Second Life as a Digital Literacy?

Second Life is continuing to develop. Everything about it is constantly being either refined or created, just like First Life, only cheaper. The only barrier to joining is finding a computer with enough bandwidth to support SL. Theoretically you could play from the library, which means that anyone has access. Research would need to be done on how this would work and if it is being done, though.

As a Digital Literacy SL encompasses just about every aspect of what digital literacies represents. Creating an avatar and identity is just the first part of how this is a complex digital literacy. Being able to negotiate through the creative process, learning how to use the multimodalities that are automatically installed on the screen as tools to use to navigate in SL, and eventually being able to find where you want your avatar to be involved socially, professionally, as a student; the choices are seemingly endless because if you don't find what you want, SL encourages you to create it for your use or to sell to others. (Yes, there are people making money in SL to support themselves in FL, both as normal entrepreneurs and even as celebrities).

As Colin Lankshear and Michele Knoble note in chapter one of their book A New Literacies Sampler titled "Sampling "the New" in New Literacies", Peter Lang Publishing: New York 2007:

"Understanding literacies from a sociocultural perspective means that reading and writing can only be understood in the contexts of social, cultural, political, economic, historical practices to which they are integral, of which they are a part. This view lies at the heart of what Gee (1996) calls the "new" literacy studies, or socioliteracy studies (see also Hull and Schultz 2001, Knobel 1999, Lankshear 1997, Street 1984, 1995). The relationship between human practice and the production, distribution, exchange, refinement, negotiation and contestation of meanings is a key idea here. Human practices are meaningful ways of doing things or getting things done (Scribner and Cole 1981; also Franklin 1990, Hull and Schultz 2001). There is no practice without meaning, just as there is no meaning outside of practice. Within contexts of human practice, language (words, literacy, texts) gives meaning to contexts and, dialectically, contexts give meaning to language." (1-2)
What a mouthful to state that Second Life is constructed to represent what the owners and players consider to be the best of what is offered in a context that is intertextually playful but, because of the community standards, is a serious social construct.

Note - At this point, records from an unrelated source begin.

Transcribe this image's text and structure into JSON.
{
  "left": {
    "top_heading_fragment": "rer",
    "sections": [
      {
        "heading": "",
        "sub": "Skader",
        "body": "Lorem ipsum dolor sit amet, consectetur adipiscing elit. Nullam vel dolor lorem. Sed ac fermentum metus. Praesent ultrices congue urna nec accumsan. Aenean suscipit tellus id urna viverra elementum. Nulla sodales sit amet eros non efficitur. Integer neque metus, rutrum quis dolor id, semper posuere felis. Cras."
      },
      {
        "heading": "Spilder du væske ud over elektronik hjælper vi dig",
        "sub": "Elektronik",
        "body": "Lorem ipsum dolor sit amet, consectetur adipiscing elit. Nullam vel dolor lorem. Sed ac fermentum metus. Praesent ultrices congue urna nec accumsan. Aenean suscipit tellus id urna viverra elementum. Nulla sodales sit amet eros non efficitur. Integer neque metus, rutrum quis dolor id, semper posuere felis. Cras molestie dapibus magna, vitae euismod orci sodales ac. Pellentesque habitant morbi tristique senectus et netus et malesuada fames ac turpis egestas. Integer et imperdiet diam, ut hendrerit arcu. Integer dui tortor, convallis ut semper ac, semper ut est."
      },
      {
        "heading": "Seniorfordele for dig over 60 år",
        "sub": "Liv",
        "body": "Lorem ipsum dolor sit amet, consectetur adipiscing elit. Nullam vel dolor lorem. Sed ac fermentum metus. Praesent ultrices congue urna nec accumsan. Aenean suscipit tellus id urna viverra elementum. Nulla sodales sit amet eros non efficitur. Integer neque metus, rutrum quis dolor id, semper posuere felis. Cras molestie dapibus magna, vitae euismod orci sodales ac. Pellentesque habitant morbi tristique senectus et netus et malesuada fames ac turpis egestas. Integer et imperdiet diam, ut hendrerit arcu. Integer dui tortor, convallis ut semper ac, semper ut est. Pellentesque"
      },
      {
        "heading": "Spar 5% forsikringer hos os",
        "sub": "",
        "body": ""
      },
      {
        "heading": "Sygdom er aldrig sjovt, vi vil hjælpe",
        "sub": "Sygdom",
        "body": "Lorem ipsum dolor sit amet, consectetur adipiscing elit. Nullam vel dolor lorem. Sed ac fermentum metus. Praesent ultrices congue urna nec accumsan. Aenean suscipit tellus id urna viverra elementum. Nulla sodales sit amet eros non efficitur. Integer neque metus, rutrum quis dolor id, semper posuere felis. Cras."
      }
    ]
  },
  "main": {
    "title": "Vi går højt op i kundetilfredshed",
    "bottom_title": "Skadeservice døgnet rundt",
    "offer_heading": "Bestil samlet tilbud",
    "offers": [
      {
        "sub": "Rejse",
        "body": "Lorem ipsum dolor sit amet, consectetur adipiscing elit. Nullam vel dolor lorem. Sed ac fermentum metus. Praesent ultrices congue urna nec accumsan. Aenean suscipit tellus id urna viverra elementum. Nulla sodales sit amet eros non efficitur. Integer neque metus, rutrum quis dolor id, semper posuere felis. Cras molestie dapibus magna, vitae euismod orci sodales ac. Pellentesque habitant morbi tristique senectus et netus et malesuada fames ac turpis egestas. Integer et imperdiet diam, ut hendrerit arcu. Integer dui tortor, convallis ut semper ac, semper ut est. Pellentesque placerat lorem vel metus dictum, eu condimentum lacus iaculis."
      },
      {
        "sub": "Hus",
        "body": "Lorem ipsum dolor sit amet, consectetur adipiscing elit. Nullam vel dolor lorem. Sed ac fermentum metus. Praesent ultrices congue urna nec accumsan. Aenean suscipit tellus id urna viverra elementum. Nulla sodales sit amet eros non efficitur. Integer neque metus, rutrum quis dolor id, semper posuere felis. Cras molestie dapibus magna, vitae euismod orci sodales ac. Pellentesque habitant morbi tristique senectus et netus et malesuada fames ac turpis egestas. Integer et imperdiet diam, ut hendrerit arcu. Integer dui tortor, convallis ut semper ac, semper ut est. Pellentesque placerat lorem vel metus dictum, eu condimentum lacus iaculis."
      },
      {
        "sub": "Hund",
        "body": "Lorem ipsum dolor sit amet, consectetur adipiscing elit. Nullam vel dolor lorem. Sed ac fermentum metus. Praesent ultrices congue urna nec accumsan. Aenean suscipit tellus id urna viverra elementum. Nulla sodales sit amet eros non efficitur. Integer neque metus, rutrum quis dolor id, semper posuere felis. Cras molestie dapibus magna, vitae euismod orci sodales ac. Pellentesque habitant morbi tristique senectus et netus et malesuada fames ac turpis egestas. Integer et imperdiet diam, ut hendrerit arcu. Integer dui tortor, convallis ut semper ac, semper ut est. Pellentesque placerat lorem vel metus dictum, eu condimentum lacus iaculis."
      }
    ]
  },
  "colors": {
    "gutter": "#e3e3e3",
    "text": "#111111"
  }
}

"To play a role, be a particular identity, etc., is a matter of both "getting coordinated" as an element in a Discourse, and of coordinating other elements. Lanugage/literacy is a crucial element of discursive "coordinating," but it is only one aspect, and the other elements need to be "in sync" for fluent performance - literally - to be realised." (3-4)

If having to learn how to manipulate your avatar in SL doesn't help you learn more about both the discourse you are portraying and how to read and understand the multimodalities of how to navigate in SL, then you are not paying attention. SL is the perfect tool to showcase and examine these literacies as they reflect FL and the player.